Der Rahmen war meisterlich und das Ergebnis stimmte auch. Rund 300 Zuschauer waren auf den Sportplatz am See gekommen, um das Meisterstück des TSV Empor Zarrentin live mitzuerleben. Und die Schaalseestädter enttäuschten ihre Anhänger nicht, sicherten sich durch einen 3:0-Erfolg gegen den MSV Pampow II den Staffelsieg in der Fußball-Landesklasse IV. „Gefühlt war die halbe Stadt da. Das hat richtig Spaß gemacht“, freute sich Daniel Dähn, Empors sportlicher Leiter für den Männerfußball, über die Resonanz und die tolle Atmosphäre. Die Fans hatten sich einiges einfallen lassen. Viele kamen nicht mit leeren Händen, zeigten mit Plakaten und Bannern, worum es an diesem Tag ging.

Der Tabellenführer machte sofort klar, wie man sich den letzten Auftritt der Saison vorgestellt hatte. Die Zarrentiner setzten den Gegner mit konsequentem Pressing sofort unter Druck. Die erhoffte frühe Führung ließ nicht lange auf sich warten. Ricardo Widmer schickte Nico Günther auf die Reise. Der zog in den gegnerischen Strafraum und schob den Ball überlegt zum 1:0 ins lange Eck (16.). Komfortabel wurde die Situation, als kurz vor der Pause Pampows Erik Köthke eine scharfe Hereingabe von Tim Schmal mit der Fußspitze ins eigene Tor lenkte – 2:0 (37.).

In der zweiten Halbzeit schien auf beiden Seiten so ein wenig die Luft raus.

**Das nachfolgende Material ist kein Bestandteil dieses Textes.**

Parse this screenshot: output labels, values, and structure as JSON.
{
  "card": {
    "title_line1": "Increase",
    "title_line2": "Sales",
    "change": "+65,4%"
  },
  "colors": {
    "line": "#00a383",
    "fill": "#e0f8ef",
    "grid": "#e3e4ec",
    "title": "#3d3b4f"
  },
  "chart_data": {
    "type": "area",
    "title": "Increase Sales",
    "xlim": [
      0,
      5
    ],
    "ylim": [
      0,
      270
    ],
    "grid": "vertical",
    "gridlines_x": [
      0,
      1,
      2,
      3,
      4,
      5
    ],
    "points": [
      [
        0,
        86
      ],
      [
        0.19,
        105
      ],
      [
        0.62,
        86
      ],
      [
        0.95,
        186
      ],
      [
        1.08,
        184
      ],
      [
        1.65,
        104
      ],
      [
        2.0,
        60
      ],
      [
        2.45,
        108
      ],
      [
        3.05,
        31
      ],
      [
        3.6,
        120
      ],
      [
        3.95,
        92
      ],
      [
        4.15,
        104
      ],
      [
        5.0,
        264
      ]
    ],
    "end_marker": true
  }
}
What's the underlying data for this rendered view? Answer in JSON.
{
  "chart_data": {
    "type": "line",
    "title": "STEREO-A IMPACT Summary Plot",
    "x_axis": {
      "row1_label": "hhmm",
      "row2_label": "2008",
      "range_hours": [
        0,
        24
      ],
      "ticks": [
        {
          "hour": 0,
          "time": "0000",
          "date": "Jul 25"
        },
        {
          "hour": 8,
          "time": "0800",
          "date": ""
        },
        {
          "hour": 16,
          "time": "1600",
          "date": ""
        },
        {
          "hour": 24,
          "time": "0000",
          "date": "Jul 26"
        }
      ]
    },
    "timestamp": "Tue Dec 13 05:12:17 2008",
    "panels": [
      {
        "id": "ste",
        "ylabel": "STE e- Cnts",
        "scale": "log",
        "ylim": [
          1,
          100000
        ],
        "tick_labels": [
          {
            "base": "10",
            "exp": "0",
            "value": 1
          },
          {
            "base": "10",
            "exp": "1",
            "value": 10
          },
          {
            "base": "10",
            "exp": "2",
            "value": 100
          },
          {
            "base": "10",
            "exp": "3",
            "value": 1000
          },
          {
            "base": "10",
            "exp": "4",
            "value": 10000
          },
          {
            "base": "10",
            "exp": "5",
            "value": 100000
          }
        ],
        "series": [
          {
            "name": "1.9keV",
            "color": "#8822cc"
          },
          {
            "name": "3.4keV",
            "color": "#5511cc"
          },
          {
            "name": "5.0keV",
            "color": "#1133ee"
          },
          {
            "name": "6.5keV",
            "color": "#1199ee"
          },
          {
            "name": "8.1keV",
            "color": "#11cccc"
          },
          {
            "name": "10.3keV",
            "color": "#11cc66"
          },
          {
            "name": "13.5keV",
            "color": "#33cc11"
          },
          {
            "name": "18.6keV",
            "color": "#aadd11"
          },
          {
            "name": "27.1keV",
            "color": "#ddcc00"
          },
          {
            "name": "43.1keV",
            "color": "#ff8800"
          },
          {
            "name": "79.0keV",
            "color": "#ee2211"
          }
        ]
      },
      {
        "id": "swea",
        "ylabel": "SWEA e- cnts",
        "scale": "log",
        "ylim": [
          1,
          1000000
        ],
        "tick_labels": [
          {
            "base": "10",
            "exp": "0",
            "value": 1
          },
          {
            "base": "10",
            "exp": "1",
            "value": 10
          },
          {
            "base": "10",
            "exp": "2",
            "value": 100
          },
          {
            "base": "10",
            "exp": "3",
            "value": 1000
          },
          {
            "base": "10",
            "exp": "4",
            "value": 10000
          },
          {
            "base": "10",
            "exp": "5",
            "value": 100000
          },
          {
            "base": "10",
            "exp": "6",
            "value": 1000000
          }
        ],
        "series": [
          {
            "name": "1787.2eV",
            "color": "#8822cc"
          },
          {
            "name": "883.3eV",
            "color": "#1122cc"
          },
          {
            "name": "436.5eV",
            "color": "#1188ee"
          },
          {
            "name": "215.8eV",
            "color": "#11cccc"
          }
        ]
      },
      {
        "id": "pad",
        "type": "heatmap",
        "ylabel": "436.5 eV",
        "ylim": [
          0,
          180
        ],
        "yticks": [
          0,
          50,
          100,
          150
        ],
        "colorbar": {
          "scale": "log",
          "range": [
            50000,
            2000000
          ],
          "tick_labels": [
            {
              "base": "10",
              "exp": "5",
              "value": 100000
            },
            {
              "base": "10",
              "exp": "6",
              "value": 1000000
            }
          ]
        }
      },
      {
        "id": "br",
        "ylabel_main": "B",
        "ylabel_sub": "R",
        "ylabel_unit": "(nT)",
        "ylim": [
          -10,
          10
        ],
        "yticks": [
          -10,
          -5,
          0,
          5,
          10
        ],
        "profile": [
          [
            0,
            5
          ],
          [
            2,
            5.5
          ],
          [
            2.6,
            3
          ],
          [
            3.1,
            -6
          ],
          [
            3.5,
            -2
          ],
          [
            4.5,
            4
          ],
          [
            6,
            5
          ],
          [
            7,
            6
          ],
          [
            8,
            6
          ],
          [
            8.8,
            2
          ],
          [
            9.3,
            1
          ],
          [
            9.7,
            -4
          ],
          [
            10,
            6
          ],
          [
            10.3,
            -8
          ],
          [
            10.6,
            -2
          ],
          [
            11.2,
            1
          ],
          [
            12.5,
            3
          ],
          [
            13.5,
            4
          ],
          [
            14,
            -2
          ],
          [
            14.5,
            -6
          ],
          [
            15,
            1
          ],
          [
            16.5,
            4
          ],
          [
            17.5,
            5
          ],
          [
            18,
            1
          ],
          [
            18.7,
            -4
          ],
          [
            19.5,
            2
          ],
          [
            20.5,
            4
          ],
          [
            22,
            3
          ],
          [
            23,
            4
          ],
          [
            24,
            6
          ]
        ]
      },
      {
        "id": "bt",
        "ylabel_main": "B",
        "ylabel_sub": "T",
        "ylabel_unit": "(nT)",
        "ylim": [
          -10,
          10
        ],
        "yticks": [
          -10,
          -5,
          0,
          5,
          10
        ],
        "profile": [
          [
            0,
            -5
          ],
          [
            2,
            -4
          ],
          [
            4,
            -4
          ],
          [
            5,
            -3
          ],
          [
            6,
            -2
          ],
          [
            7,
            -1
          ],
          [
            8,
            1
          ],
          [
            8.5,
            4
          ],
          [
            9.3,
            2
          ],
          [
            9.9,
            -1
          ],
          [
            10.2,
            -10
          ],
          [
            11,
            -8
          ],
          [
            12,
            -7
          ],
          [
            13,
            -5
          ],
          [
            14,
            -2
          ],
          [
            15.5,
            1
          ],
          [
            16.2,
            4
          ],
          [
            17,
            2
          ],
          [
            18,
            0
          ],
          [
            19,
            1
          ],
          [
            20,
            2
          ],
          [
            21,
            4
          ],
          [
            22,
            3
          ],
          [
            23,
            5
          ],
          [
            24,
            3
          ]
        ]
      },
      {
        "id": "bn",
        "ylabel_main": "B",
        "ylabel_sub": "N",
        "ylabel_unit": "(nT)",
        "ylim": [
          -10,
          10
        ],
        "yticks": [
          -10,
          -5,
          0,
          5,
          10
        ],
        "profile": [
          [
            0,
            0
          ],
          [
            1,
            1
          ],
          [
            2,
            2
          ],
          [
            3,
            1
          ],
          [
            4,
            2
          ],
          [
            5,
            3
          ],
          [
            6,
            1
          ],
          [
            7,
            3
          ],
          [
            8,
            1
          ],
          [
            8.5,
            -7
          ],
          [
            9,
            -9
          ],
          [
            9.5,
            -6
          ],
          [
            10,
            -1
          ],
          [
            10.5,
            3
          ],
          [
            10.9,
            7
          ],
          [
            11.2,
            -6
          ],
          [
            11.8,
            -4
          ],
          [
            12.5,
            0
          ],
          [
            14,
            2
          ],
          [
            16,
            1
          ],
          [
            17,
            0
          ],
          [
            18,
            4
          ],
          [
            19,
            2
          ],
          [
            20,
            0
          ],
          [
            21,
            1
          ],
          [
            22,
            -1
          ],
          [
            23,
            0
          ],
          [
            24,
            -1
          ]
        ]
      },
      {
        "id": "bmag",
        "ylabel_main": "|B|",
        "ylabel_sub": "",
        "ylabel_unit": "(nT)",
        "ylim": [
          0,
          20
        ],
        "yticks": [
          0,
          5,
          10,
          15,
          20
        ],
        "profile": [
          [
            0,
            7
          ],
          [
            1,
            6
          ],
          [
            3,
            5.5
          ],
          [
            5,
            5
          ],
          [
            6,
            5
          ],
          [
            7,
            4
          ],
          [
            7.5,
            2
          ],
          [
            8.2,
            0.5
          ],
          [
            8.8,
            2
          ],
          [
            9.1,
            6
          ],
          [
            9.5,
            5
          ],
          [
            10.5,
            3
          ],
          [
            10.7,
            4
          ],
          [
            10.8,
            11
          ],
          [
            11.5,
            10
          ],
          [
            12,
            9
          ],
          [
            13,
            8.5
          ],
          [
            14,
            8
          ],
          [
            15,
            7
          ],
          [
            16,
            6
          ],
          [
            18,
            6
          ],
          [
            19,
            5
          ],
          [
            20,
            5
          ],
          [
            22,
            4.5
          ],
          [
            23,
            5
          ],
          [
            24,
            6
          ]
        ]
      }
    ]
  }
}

Das war zum einen dem zuvor gezeigten hohen Tempo, zum anderen aber sicher auch den sommerlichen Bedingungen geschuldet. Die Gäste konnten zwei gute Chancen nicht zum Anschlusstreffer nutzen. Richtig laut wurde es noch einmal, als Tim Schmal mit dem 3:0 endgültig den Deckel auf dieses Spiel machte (87.). Alles wartete jetzt nur noch auf den einen Moment. Und mit dem Abpfiff war die Zeit der Meister-T-Shirts gekommen. Die große Sause konnte steigen.


SVF Neustadt-Glewe – SV Warsow 3:3

Nach einer Viertelstunde schien im Neustädter Stadion eigentlich nur noch die Frage offen, wie hoch der Sieg des SV Fortschritt gegen den SV Warsow wohl ausfallen würde. Da führte die Heimelf nach einem Doppelpack von David Knäuer (9. und 13.) und einem Treffer von Hannes Tarnow nämlich schon mit 3:0. Darüber hinaus hatte der beste Mann auf dem Platz, Warsows Keeper Daniel Leistikow, sein Team mit mehreren Glanzparaden vor einem frühen Debakel bewahrt. Die Neustädter schienen damit ihr Pulver allerdings auch schon verschossen zu haben. Die ersatzgeschwächten Gäste fanden immer besser ins Spiel und verkürzten noch vor der Pause (28.).

Nach dem Seitenwechsel kam von der Fortschritt-Elf nichts mehr und so schafften die Warsower durch zwei weitere Tore (50. und 70.) den Ausgleich. Der eine Zähler reichte den Neustädtern trotzdem, um mit der Pampower MSV-Reserve die Plätze zu tauschen und die Meisterschaft als Fünfter abzuschließen.


SV Stralendorf – Wittenburger SV 9:2

„Natürlich ist das ärgerlich. So eine Klatsche im letzten Spiel“, kommentierte Eike Lenz die Schlappe in Stralendorf. Völlig überraschend kam das für den an diesem Tag nicht auf der Bank sitzenden Wittenburger Trainer aber nicht. Die Gäste reisten mit letztem Aufgebot an. Im Tor stand Co-Trainer Jens Michaelis (49 Jahre). Und mit Björn Kiecksee (42) gehörte ein weiterer Routinier zur Startelf. Der WSV wurde vom spielfreudigen Gegner in der ersten Halbzeit förmlich auseinandergenommen. Zur Pause hieß es schon 6:1. Für leichte Ergebniskosmetik sorgten am Ende Martin Seemann (24.) und Michael Wosniak (84.). „Ich will die Abschussfeier nicht verderben, werde am Sonnabend mit Blick auf die nächste Saison aber doch unser schwaches Defensivverhalten und den mangelhaften Fitnesszustand ansprechen“, kündigte Lenz an.